Except he wouldn't. Not anymore. You've reached a détente. He doesn't like you, but he doesn't want to hurt you, either. You wouldn't agree to be alone with him in his private quarters if you even suspected malicious intent. Your sense of self-preservation wouldn't allow it.

And yet, I would sacrifice someone who would die for me for someone who gives less than a damn if I live or die. Not just offer him up, mind, but do it with no hesitation, no second-guessing. I'd do it with a smile, and I don't know why. Jackson told me more than once that I was sunshine on a cloudy day. He even sang that sappy Temptations tune to make me feel better during a stint in the infirmary. He doesn't deserve this, but I can't stop. I can't remember enough of him to keep myself from making him an unwitting martyr to a doomed cause. There aren't enough condemnations in all the tongues of Man to describe what I have done and what my choice will ask of me. What does it say about me?

But that question was too terrible, too enormous, so she closed her eyes and rolled onto her side.

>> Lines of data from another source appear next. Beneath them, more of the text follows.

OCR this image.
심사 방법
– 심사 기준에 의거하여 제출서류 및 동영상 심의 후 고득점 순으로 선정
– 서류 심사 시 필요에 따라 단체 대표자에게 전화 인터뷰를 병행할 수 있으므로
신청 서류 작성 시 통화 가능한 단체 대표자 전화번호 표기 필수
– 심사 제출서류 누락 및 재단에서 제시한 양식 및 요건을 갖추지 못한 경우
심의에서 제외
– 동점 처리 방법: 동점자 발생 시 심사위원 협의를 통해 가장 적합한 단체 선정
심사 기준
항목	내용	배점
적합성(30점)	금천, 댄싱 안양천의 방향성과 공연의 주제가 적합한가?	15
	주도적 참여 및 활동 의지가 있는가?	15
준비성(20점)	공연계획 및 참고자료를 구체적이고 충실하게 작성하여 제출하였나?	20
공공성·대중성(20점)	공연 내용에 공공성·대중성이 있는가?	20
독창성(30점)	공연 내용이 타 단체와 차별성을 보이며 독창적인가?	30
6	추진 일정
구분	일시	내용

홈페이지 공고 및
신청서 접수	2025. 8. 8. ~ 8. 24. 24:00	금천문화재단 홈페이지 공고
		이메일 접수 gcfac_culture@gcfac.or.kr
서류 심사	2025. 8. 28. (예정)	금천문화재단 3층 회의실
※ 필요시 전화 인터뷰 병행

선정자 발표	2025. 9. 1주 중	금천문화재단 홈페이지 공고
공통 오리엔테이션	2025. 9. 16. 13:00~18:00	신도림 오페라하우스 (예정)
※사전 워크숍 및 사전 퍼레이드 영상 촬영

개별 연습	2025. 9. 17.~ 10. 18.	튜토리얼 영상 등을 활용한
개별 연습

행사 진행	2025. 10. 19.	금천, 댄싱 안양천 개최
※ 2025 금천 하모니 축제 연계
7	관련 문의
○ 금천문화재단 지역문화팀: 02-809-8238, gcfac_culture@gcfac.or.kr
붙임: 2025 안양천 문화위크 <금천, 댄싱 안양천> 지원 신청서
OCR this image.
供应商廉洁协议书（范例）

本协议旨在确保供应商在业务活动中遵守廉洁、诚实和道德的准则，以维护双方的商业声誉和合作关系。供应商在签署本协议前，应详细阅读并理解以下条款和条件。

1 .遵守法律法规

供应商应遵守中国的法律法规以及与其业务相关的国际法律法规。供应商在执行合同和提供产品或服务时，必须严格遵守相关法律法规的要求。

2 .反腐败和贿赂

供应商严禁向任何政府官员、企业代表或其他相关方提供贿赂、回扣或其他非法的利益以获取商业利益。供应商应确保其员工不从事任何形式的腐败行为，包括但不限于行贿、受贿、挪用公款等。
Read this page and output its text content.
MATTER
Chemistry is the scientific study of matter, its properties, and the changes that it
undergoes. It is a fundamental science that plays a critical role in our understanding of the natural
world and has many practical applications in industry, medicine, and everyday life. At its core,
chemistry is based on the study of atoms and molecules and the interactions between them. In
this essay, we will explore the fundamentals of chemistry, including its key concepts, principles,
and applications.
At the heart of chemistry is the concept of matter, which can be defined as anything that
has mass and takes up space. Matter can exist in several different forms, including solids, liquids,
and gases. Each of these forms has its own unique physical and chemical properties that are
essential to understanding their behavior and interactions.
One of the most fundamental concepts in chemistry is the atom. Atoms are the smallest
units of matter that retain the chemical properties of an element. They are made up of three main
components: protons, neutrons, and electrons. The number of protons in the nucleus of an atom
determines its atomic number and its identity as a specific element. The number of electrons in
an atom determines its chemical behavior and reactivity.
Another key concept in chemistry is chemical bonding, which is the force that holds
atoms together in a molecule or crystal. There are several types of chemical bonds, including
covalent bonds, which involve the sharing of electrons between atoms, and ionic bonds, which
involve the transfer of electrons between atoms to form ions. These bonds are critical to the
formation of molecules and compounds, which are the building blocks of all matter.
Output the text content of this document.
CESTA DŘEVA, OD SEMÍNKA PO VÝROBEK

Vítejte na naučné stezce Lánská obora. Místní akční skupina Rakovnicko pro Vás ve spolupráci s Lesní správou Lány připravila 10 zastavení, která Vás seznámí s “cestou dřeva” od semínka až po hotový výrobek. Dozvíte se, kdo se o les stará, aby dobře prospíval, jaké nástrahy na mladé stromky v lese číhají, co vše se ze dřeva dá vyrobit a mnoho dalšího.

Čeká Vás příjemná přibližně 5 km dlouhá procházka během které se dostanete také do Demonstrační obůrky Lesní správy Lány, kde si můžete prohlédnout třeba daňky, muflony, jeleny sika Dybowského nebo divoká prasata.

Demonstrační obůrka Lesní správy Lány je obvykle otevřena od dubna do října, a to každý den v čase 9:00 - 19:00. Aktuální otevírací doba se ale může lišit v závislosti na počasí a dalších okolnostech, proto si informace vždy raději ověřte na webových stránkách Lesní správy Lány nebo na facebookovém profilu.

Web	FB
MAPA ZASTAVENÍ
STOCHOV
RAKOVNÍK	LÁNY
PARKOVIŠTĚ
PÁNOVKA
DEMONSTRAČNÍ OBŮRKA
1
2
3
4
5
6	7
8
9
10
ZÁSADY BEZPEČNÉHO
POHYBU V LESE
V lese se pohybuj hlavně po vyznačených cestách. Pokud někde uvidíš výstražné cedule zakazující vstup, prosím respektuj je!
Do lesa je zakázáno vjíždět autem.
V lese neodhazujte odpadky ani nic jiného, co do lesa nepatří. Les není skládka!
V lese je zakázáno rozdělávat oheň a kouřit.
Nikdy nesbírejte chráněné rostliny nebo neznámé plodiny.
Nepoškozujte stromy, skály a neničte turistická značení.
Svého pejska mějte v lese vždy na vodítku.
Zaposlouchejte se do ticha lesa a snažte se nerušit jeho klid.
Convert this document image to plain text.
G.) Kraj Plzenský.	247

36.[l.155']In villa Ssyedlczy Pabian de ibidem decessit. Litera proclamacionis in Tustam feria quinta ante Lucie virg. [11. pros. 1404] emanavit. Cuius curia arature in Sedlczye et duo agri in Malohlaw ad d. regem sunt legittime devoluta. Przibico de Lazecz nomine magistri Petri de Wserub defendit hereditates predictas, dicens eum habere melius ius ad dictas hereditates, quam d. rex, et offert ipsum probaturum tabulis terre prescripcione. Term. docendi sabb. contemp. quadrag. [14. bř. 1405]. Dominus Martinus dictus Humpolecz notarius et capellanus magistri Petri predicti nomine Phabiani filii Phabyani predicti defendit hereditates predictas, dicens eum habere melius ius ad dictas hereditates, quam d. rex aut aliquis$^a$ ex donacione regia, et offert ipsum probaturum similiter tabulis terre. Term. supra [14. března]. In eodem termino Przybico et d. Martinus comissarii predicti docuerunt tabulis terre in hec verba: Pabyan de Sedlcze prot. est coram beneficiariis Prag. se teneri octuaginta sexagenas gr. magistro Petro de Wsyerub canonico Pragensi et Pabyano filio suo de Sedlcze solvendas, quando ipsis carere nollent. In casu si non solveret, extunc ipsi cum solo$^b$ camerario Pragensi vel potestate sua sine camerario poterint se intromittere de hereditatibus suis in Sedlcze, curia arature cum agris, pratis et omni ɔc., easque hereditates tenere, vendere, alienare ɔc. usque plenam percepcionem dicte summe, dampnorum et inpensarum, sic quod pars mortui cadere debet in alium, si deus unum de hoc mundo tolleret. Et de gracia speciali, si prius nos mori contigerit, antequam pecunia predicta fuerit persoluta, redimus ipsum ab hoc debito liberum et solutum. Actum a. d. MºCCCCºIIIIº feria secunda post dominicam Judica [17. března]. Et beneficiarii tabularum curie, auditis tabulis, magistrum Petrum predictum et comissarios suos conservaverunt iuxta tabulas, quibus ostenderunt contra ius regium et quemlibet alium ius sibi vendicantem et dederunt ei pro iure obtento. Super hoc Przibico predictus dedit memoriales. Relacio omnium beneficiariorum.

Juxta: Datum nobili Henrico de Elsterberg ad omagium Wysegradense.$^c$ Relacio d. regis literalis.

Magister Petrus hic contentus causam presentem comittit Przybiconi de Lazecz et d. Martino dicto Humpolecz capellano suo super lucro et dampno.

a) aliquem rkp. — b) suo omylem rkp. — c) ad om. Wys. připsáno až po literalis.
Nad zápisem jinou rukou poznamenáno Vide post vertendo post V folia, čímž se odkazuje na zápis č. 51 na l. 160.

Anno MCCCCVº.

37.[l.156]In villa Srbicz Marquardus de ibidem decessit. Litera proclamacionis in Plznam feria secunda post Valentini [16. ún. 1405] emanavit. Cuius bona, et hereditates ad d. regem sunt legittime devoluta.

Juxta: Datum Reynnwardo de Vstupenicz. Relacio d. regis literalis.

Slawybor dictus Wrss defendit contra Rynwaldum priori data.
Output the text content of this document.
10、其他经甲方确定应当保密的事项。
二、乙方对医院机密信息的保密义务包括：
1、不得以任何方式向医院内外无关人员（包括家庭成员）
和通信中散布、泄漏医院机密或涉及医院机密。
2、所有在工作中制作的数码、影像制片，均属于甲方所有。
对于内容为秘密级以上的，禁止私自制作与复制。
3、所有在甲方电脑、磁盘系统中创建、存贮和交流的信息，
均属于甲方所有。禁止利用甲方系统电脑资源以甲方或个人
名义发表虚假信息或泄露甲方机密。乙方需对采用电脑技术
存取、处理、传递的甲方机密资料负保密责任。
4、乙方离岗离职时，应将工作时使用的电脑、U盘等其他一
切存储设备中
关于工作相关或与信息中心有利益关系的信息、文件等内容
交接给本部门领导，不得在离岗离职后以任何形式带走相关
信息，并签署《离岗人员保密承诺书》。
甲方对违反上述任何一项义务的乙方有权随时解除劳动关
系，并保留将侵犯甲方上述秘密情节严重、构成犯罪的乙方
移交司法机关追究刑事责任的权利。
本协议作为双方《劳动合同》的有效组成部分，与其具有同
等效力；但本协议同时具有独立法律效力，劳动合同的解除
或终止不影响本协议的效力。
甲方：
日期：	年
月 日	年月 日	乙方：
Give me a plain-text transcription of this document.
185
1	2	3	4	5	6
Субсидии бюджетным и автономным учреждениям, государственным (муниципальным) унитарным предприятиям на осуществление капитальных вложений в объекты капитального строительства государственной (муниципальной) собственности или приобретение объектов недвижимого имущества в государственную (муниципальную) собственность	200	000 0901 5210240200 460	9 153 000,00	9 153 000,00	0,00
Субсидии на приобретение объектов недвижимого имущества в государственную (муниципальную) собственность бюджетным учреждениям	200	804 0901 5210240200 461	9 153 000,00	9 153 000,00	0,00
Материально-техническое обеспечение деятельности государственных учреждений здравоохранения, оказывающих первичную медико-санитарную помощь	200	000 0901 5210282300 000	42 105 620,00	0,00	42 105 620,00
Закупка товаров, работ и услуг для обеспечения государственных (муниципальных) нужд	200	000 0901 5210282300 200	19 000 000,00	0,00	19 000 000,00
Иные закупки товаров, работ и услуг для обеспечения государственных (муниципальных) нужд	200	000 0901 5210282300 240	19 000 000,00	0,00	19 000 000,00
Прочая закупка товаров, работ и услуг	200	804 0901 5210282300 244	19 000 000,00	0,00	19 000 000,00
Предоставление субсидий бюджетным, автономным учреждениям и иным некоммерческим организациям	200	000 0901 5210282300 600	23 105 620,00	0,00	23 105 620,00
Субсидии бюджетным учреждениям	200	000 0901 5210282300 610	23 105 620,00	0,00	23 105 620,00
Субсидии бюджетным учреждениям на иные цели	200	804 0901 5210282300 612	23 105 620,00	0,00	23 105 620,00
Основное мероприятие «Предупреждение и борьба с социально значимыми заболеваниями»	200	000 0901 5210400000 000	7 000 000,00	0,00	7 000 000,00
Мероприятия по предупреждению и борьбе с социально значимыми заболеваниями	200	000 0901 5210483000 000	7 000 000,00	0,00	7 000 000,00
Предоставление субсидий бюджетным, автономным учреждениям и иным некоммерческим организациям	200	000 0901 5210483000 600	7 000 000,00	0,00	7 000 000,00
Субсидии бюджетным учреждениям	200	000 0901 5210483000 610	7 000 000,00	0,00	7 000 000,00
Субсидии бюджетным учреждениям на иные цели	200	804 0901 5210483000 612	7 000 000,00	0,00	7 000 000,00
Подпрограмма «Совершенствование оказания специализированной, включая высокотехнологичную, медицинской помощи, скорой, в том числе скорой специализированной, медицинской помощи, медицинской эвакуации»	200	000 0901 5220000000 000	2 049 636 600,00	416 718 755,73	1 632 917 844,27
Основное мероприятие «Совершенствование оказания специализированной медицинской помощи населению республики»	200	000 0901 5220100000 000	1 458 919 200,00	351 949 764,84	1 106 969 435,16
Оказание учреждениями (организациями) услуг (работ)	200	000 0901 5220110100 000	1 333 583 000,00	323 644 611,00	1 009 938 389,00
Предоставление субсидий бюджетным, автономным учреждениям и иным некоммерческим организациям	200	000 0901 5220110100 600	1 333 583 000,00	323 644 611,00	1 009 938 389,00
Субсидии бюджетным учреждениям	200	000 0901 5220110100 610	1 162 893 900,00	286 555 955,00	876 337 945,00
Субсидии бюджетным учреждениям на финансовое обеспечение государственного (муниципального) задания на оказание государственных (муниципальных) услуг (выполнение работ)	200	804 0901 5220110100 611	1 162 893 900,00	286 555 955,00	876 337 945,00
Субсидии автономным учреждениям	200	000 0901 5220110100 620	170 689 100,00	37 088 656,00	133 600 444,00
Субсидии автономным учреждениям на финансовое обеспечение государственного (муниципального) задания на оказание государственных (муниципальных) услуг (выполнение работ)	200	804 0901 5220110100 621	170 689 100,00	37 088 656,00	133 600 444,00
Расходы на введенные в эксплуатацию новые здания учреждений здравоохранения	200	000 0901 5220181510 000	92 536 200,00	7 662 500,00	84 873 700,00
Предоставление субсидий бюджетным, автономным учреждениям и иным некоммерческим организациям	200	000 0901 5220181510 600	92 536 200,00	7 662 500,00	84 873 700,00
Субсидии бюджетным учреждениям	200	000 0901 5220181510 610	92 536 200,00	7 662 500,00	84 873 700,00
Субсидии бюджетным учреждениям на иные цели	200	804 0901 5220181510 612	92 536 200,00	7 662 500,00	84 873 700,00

She needed to sleep, sleep and rid herself of her throbbing hand and the guilty nausea in her stomach.

In the soothing darkness behind her closed lids, the last words she had written etched themselves in fire. Pray for me, that the Lord has the wisdom, decency, and mercy not to grant my every wish.

She would not be so lucky.

She had retreated so deeply into the temporary sanctuary of sleep that she did not stir when, thirty minutes later, Nymphadora Tonks scooped up the letter as she excused herself from her post for a trip to the lavatory and slipped it, unnoticed, into the pocket of her Auror's robes.